Dependence and withdrawal are real concerns with any Schedule IV hypnotic. Patients taking eszopiclone nightly for more than 4 weeks should taper rather than abruptly discontinue. A typical taper reduces the dose by 0.5 mg every 1 to 2 weeks. The risk of physical dependence at standard doses is considered lower than with benzodiazepine hypnotics, but rebound insomnia on discontinuation is well-documented. Rebound insomnia and discontinuation data are reviewed in a PubMed-indexed pharmacology reference.
The AASM clinical practice guideline (Sateia et al., 2017, published in the Journal of Clinical Sleep Medicine) assigned eszopiclone a WEAK recommendation for both sleep-onset and sleep-maintenance insomnia, citing moderate-quality evidence. The guideline authors noted: "The evidence reviewed supports the short-term efficacy of eszopiclone for both sleep onset and sleep maintenance insomnia, though further research is needed to characterize long-term risk." The guideline is indexed on PubMed.
Cognitive Behavioral Therapy for Insomnia: The Required Conversation
Before prescribing eszopiclone, responsible New Jersey clinicians will discuss CBT-I. The AASM designates CBT-I as the first-line treatment for chronic insomnia disorder, ahead of all pharmacotherapy.

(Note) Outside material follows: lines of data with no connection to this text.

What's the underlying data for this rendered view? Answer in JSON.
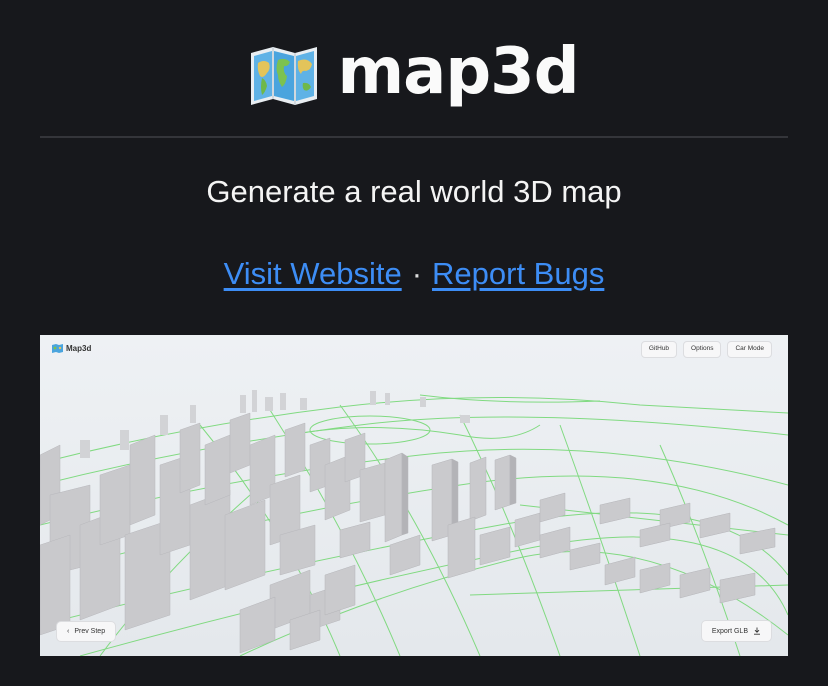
{
  "header": {
    "icon": "world-map-icon",
    "title": "map3d",
    "subtitle": "Generate a real world 3D map"
  },
  "links": {
    "website_label": "Visit Website",
    "separator": "·",
    "bugs_label": "Report Bugs"
  },
  "preview": {
    "app_name": "Map3d",
    "buttons": {
      "github": "GitHub",
      "options": "Options",
      "car_mode": "Car Mode"
    },
    "prev_step": "Prev Step",
    "prev_icon": "‹",
    "export": "Export GLB",
    "export_icon": "download-icon"
  },
  "colors": {
    "background": "#17181c",
    "link": "#3d8df5",
    "road": "#7cd97c",
    "building": "#c9c9cc"
  }
}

CBT-I combines sleep restriction, stimulus control, cognitive restructuring, and relaxation techniques. In head-to-head data, CBT-I produces durable improvements that outlast the treatment period, while eszopiclone's benefits diminish after discontinuation. A landmark comparison trial is indexed on PubMed.
New Jersey residents have access to CBT-I through in-person sleep specialists at academic centers including Rutgers Robert Wood Johnson Medical School and Hackensack Meridian Health, as well as through digital CBT-I platforms (such as Sleepio and SHUTi) that the VA health system has validated and that some commercial insurers cover. VA CBT-I clinical data are indexed on PubMed.

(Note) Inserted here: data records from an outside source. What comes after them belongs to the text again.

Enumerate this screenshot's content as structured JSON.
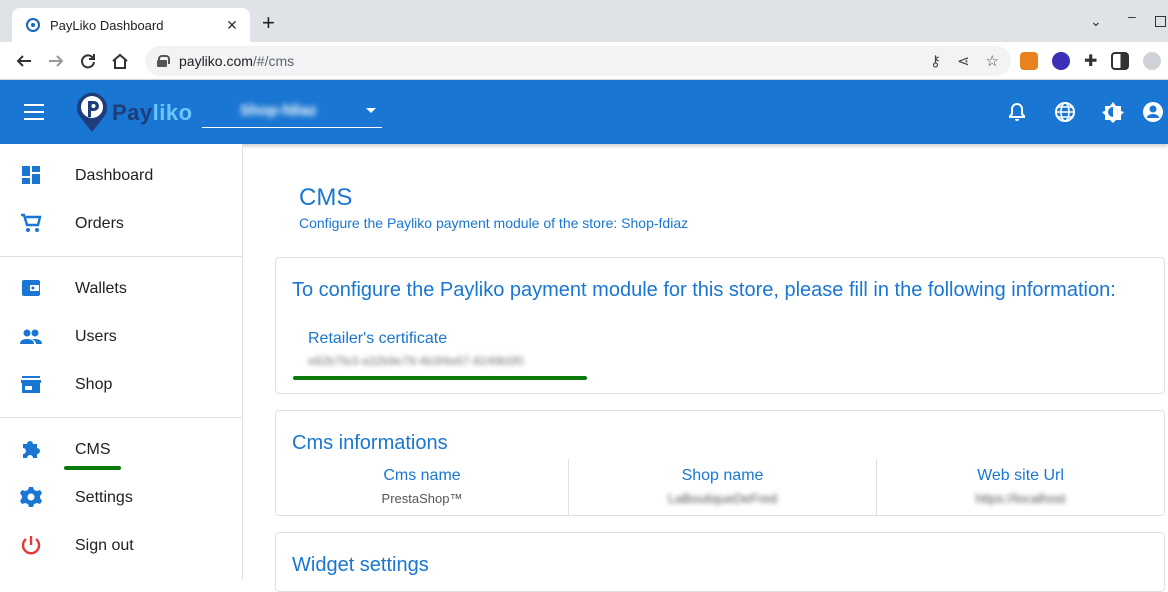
{
  "browser": {
    "tab_title": "PayLiko Dashboard",
    "url_host": "payliko.com",
    "url_path": "/#/cms"
  },
  "header": {
    "logo_text_a": "Pay",
    "logo_text_b": "liko",
    "shop_select_value": "Shop-fdiaz",
    "accent_color": "#1976d2"
  },
  "sidebar": {
    "items": [
      {
        "label": "Dashboard",
        "icon": "dashboard-icon"
      },
      {
        "label": "Orders",
        "icon": "cart-icon"
      },
      {
        "label": "Wallets",
        "icon": "wallet-icon"
      },
      {
        "label": "Users",
        "icon": "users-icon"
      },
      {
        "label": "Shop",
        "icon": "store-icon"
      },
      {
        "label": "CMS",
        "icon": "puzzle-icon"
      },
      {
        "label": "Settings",
        "icon": "gear-icon"
      },
      {
        "label": "Sign out",
        "icon": "power-icon"
      }
    ]
  },
  "main": {
    "title": "CMS",
    "subtitle": "Configure the Payliko payment module of the store: Shop-fdiaz",
    "config_card": {
      "title": "To configure the Payliko payment module for this store, please fill in the following information:",
      "cert_label": "Retailer's certificate",
      "cert_value": "e82b7fe3-a32b9e79-4b3f4e67-8249b5f0"
    },
    "info_card": {
      "title": "Cms informations",
      "columns": [
        {
          "header": "Cms name",
          "value": "PrestaShop™"
        },
        {
          "header": "Shop name",
          "value": "LaBoutiqueDeFred"
        },
        {
          "header": "Web site Url",
          "value": "https://localhost"
        }
      ]
    },
    "widget_card": {
      "title": "Widget settings"
    }
  }
}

Many patients benefit from combination therapy: eszopiclone for short-term symptom control while working through a 6, 8-week CBT-I course. This approach is clinically reasonable and supported by trial data from Morin et al. (JAMA 2009, N=160), which found that combined CBT-I plus zolpidem (a pharmacologically similar agent) outperformed either treatment alone at 6 weeks, though CBT-I alone produced better maintenance of gains at 6 months. The Morin 2009 JAMA trial is indexed on PubMed.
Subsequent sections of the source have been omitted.